Reported here are field-cooled (FC) and zero-field-cooled (ZFC) magnetizations (MFC and MZFC, respectively) in smaller and larger fields than used in previous work, and thermoremanent magnetization data (TRM) for various temperatures and wait times. For fields of 12.8 and 0.1 G a separation between MFC and MZFC develops near 9 K, well below the 16.1 K magnetization maximum or the ∼14 K antiferromagnetic transition; thus, reentrant behavior occurs as for the higher fields used previously. Maxima in MZFC(T) are observed at 7.2 and 8.0 K for 12.8 and 0.1 G, respectively. Similar measurements in fields of from 3.0 to 15.5 kG show an evolution in the form of MFC(T) and MZFC(T); the separation between these develops at somewhat higher temperatures than 9 K and no maximum appears in MZFC. The field dependence of (MIRR/H)MAX, where MIRR=MFC−MZFC, is determined and shows a change in regime between 2 and 3 kG. The TRM as a function of time is measured for temperatures of 1.6, 4.3, and 5.8 K, with wait times ranging from 10 to 500 min. The relaxation rate is quite small, consistent with glassy dynamics with a wide distribution of relaxation times, and increases with increasing temperature.

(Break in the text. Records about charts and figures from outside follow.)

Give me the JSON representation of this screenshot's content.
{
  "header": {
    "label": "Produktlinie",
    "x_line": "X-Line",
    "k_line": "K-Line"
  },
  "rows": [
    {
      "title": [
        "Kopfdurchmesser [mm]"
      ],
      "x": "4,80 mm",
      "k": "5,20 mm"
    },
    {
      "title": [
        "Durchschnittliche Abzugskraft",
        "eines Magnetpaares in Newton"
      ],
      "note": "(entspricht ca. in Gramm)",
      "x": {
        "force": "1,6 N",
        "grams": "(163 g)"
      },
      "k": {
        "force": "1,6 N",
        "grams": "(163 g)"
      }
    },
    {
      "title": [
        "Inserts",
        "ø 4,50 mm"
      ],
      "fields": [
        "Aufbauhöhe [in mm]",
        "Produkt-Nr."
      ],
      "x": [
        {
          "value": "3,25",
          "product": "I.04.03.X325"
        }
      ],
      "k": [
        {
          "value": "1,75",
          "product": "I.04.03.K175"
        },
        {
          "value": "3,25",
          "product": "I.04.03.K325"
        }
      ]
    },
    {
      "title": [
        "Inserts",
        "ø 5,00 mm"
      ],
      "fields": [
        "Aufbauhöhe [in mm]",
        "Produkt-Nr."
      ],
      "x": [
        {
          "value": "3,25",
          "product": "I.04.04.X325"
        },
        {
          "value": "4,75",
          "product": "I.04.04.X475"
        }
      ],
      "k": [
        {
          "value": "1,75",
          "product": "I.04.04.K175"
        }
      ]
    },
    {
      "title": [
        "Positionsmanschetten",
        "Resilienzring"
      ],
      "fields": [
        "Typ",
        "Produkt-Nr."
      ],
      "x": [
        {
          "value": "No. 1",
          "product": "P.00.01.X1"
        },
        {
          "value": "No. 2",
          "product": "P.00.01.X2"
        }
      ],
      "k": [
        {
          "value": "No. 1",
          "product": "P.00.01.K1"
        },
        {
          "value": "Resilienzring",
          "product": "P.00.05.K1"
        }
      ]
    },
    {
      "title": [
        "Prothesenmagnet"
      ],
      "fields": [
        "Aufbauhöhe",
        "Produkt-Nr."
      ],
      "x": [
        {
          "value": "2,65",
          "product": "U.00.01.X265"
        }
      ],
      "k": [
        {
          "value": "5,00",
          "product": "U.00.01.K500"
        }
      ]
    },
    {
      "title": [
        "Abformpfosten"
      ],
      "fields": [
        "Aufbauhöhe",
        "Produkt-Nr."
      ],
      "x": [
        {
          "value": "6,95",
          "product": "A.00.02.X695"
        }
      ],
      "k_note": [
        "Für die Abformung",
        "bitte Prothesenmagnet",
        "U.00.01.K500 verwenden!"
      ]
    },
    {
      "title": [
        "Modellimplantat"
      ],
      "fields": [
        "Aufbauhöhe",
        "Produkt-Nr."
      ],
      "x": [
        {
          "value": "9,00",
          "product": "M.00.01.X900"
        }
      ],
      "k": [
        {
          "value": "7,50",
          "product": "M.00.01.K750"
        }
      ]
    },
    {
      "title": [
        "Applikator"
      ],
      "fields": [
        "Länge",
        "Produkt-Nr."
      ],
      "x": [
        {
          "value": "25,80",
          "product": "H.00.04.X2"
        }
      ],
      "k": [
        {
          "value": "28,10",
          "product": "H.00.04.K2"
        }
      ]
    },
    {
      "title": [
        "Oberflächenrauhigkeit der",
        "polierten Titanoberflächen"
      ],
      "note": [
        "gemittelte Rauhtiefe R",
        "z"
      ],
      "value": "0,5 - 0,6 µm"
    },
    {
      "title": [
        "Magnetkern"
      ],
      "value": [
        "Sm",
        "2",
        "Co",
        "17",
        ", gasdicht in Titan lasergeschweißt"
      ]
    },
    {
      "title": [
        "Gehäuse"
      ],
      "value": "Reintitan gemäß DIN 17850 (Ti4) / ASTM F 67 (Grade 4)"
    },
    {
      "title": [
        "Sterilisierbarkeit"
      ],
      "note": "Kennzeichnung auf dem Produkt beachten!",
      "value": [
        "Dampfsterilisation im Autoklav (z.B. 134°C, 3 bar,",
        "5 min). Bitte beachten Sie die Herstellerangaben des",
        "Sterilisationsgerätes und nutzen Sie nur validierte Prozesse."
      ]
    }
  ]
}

Remarkably, however, aging effects are absent even at 5.8 K, although this is 69% of the splitting temperature between MFC and MZFC. An explanation may reside in randomized antiferromagnetic couplings between chemical chains which are individually ordered ferromagnetically, and in the formation of a structure of almost independent clusters.